Donos de casas destruídas em explosão na China pedem moradia

Com cartazes em que exigiam que o governo se responsabilizasse pelas casas destruídas, os desalojados pela tragédia se manifestaram junto ao hotel Mayfair

Pequim – Cerca de 50 proprietários de imóveis destruídos pela explosão dia 12 de agosto no porto de Tianjin, no norte da China, protestaram nesta segunda-feira em frente à sede do governo local e pediram às autoridades que deem a eles novos domicílios.

Com cartazes em que exigiam que o governo se responsabilizasse pelas casas destruídas, e mostrando preocupação com o futuro de suas famílias, os desalojados pela tragédia, que deixou 114 pessoas mortos e ainda há 70 desaparecidos, se manifestaram junto ao hotel Mayfair, onde as autoridades de Tianjin realizam rodadas diárias de comunicação.

“Queremos a verdade”, gritavam alguns dos manifestantes, que também carregavam fotos que mostravam suas casas destruídas após o desastre, relatou o site do jornal “South China Morning Post”.

Os afetados também advertiram que processarão o dono do armazém onde ocorreram as explosões, em que eram guardadas grandes quantidades de substâncias tóxicas e altamente inflamáveis sem a necessária distância de segurança de zonas habitadas.

“O governo diz que reparará os apartamentos, mas quando?”, assinalou Wu Jun, um dos proprietários que participaram dos protestos, que assinalou que também estão preocupados pela possível contaminação da área.

A alguns deles foi oferecida uma indenização inicial de dois mil iuanes (cerca de R$ 700), mas eles não aceitaram, por medo de os impedir de reivindicar futuras compensações.

Dezenas de policiais e forças paramilitares isolam o hotel onde as autoridades realizam as rodadas de imprensa sobre o acidente, e no fim de semana houve alguns confrontos entre a polícia e os manifestantes.
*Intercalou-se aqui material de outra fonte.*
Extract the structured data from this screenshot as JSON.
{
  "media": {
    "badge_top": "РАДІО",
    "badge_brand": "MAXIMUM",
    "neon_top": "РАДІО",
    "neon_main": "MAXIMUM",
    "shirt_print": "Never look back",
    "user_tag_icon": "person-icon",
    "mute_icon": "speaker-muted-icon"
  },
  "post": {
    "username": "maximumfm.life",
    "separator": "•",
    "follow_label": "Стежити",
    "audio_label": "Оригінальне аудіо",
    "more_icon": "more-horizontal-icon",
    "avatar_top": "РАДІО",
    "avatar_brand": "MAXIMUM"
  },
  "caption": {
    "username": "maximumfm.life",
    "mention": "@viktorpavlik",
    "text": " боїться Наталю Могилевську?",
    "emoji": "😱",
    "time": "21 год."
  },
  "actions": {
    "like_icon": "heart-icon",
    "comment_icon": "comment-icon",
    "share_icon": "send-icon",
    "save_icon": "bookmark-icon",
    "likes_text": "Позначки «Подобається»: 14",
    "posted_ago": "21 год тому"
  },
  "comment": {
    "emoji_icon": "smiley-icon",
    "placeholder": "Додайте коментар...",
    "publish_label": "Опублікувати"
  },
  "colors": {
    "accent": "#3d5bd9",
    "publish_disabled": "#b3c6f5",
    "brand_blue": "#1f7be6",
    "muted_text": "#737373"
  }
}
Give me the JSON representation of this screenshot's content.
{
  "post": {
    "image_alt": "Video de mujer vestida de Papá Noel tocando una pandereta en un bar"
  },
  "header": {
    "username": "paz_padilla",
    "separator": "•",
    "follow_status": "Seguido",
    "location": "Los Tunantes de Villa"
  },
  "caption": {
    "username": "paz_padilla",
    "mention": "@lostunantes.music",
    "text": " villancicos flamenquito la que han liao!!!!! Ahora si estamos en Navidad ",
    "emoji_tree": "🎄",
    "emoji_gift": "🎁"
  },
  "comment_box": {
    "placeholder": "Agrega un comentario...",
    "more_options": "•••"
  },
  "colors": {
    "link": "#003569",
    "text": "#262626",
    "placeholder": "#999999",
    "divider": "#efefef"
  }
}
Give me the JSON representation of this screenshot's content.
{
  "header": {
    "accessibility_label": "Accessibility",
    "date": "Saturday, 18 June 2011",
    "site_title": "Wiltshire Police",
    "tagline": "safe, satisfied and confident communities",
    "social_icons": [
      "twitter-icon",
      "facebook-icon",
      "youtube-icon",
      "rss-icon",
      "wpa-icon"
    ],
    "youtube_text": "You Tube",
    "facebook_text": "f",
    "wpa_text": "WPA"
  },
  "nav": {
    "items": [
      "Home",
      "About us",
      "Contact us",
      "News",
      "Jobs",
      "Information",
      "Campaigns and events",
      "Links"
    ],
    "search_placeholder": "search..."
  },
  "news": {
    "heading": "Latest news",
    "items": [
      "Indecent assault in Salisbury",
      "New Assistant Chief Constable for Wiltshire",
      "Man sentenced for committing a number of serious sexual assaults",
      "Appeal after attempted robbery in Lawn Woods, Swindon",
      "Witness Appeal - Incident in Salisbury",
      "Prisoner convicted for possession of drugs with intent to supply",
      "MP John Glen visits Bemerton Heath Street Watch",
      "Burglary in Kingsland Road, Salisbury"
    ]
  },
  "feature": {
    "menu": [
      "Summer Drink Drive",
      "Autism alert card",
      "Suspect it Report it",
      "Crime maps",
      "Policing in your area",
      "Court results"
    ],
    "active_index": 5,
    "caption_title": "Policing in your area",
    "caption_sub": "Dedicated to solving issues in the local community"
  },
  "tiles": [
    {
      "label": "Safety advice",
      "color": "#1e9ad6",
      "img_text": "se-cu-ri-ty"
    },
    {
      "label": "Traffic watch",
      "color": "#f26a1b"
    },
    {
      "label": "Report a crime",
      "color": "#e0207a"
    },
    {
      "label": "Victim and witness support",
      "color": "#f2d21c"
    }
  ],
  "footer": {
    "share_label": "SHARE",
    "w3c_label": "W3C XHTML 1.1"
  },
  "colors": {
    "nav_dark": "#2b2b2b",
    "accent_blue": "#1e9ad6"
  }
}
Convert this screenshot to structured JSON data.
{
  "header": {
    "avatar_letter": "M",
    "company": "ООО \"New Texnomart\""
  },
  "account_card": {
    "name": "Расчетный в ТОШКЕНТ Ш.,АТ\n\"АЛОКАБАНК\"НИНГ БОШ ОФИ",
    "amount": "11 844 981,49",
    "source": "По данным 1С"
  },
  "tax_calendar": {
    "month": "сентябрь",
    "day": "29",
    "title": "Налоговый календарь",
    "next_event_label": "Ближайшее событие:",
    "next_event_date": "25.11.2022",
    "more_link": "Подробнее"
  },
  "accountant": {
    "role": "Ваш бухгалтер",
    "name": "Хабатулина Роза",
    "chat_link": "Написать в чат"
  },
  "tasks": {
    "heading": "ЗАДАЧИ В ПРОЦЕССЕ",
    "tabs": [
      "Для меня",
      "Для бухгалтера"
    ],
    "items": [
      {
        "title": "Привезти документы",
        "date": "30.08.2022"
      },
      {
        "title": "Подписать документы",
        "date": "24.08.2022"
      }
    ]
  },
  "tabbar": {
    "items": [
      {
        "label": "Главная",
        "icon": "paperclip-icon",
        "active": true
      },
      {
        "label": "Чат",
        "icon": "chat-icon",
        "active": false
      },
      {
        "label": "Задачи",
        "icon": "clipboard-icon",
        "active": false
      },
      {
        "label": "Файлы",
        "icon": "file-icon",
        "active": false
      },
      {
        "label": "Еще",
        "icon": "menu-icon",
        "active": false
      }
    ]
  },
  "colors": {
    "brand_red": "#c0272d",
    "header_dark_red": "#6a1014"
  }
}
Enquanto aumenta o número de vítimas, aumentam as críticas às desleixadas medidas de segurança no porto de Tianjin, a falta de informação e a de emergência tomado nos primeiros momentos do acidente.

Boa parte dos mortos eram bombeiros que tentavam apagar os primeiros incêndios e que foram vítimas de explosões posteriores. Acredita-se que essas tenham ocorrido pelo contato da água com produtos químicos perigosos.